Yang saya maksud tidak lain adalah Indomie. Brand mi besar ini sudah menemani kita sejak lama, sejak kecil.
Sampai-sampai kita terbiasa dengan kata Mie, bahkan jujur, saat menulis ini saya beberapa tanpa diduga mengikutsertakan huruf e yang rancu tersebut.
Akhir-akhir ini, telah kita baca berita soal negara Turkey (dibaca Turki) yang mengganti nama menjadi Turkiye (aduh saya gak tahu penge-ja-an-nya apa).
Lalu bagaimana dengan produsen mie (edited: tuh malah ditulis mie wkwk) yang kadung menamai produknya dengan nama "Indomie". Tak ingin mengganti namanya juga kah dengan kata "mi" yang lebih baku?
Bukan tidak ingin, tapi tidak harus. Meski sebenarnya mie Instan "Supermi" yang lebih tua sudah mendahului zaman dalam penjenamaan. Tapi tetap tak ada keharusan mengganti nama sebuah brand.
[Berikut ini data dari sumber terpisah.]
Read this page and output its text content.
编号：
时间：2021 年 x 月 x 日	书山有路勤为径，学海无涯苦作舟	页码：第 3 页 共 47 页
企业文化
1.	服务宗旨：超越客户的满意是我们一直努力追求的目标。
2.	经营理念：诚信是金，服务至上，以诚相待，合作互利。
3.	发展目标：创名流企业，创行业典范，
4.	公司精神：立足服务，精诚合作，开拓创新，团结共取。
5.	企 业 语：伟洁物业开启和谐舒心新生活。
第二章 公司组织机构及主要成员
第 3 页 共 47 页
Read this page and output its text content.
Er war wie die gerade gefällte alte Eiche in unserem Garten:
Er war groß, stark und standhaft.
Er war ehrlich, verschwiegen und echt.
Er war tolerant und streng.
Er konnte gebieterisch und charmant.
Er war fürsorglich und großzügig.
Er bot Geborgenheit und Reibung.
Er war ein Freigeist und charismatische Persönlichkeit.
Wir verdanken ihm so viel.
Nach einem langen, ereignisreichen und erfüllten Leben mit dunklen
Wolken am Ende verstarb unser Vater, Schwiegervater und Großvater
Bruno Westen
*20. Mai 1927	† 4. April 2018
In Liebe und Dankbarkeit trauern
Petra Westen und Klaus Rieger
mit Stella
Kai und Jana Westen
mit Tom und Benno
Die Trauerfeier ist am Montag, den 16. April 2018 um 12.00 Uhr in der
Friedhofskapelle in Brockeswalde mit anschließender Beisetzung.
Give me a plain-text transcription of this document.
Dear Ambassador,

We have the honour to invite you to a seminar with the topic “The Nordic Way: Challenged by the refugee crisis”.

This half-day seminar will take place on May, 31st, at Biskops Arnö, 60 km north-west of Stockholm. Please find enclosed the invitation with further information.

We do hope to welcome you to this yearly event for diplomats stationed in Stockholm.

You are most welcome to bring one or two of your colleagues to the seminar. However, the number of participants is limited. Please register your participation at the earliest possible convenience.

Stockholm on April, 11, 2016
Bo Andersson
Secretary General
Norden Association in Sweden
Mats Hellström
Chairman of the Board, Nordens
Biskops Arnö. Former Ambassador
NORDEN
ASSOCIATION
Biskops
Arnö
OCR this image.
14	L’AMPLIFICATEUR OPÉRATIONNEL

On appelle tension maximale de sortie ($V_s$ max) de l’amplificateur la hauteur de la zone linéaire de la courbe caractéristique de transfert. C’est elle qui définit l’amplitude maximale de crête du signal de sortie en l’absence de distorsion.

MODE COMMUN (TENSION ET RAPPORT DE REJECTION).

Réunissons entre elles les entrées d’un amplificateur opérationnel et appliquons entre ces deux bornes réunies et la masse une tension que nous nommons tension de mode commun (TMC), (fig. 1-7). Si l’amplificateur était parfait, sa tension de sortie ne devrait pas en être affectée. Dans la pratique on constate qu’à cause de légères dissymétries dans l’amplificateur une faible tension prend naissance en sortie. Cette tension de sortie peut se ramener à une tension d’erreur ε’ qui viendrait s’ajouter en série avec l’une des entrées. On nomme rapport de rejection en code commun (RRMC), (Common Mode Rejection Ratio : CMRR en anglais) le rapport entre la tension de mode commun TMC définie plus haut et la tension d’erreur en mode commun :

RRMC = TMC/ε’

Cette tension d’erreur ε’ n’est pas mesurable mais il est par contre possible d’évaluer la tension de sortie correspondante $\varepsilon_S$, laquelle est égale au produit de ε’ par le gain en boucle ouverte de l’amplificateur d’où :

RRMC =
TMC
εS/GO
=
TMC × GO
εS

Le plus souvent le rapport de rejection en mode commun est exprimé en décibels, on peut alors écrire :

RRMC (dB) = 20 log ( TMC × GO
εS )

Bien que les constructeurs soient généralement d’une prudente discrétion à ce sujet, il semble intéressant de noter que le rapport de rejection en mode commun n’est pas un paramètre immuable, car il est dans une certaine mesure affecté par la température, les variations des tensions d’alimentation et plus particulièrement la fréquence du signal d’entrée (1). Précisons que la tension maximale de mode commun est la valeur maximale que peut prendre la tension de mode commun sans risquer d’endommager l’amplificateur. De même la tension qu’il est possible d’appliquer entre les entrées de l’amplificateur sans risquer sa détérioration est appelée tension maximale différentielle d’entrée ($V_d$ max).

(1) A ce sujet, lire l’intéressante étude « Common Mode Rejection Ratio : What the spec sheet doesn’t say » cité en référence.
Lagi pula, Indomie sudah didirikan sejak tahun 1972, 2 tahun lebih telat dari Supermi. Sedangkan KBBI baru di buat pada tahun 1988.
Mengharuskan Indomie mengganti nama menjadi Indomi gegera perkara ingin meluruskan gramatika brand name sebuah produk yang lebih tua dari kita, sama saja dengan menukar koran yang dibaca pak tua dengan portal berita online yang banyak iklan.
Lagipula, Erdogan merasa Turkey adalah ejaan orang Amerika. Tak sedap di lidah bangsanya yang banyak menye-menye. Maka, negara itu pun berganti jenama menjadi Turkiye.
Sedang kita, lebih suka dengan nama Indomie meski pada akhirnya tetap dibaca Indomi tanpa E.
Kalau kamu lebih suka makan mie instan atau mi instan?